At 51, Richard Goff, a toolmaker, said he was concerned about his pension.

“People think we want more money. That’s not the issue. The issue is medical and retirement,” Goff said. “No one wants a bonus or a pay raise. We want our retirement and medical.”

The Marysville resident was laid off three years ago after 22 years with the company. He was brought back this April and was on duty when the strike vote was announced yesterday.

Everyone cheered when it was announced, he said, adding that he’s not scared to be on strike.

“I survived one year without bringing in any money on my savings and my wife’s budgeting,” he said.

Seattle Times staff reporters Melissa Allison, Lisa Chiu, Brian Alexander, Tom Boyer and Shirleen Holt contributed to this report.

Interim execs

rewarded for roles

Boeing handed out a total of $2 million in stock rewards to its interim chief executive and chairman for their services during a period of management turnover earlier this year.

Boeing gave Chief Financial Officer James Bell 22,433 restricted stock units worth $1.5 million to reward his service as interim president and chief executive officer from March 5 through June 30, the company said in a regulatory filing yesterday.

Lewis Platt, an independent director who served as interim nonexecutive chairman, received 7,398 shares worth about $500,000 based on the Aug. 29 closing price.

Bell replaced Harry Stonecipher as interim CEO when Stonecipher was ousted over an affair with another Boeing executive. Platt filled in as nonexecutive chairman. Bell, who kept his chief financial officer’s role throughout, was replaced by James McNerney as CEO in July.

“This illustrates why workers are insulted by their take-away contract,” said Connie Kelliher, a spokeswoman for the Machinists union, which yesterday went on strike for the first time in 10 years. “Our members generated that profit he’s being rewarded for.”

Bell’s restricted stock units will vest over a five-year period, if he stays with the company, Boeing said in the filing with the Securities and Exchange Commission. He can convert half the award in three years and the rest at the end of the five-year period, Boeing said.

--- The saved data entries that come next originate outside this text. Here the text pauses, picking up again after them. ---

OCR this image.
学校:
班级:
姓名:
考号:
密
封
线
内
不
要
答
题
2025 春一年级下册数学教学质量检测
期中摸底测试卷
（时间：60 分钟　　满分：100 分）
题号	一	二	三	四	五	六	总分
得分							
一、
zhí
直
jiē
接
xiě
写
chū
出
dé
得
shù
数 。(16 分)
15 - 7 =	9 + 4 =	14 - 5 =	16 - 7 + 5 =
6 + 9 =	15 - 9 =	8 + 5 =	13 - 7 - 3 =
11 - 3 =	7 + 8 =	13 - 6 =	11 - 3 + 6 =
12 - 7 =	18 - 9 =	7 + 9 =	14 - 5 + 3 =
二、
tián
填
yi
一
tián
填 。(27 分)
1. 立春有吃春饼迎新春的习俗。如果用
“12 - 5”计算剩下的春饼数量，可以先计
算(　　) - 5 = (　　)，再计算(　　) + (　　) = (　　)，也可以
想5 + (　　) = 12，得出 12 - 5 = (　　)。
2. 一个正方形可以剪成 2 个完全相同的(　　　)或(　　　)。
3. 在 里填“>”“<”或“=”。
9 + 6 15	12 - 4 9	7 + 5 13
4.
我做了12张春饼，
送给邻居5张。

Platt, who remains Boeing’s lead director, received his shares as compensation for taking on greater responsibilities after Stonecipher left the company. The shares he received, which vested on the effective date of the Aug. 29 grant, would be worth $475,987 at yesterday’s closing price.

Boeing shares fell $1.65, or 2.5 percent, to $64.34 in New York Stock Exchange composite trading yesterday. The shares have climbed 24 percent this year.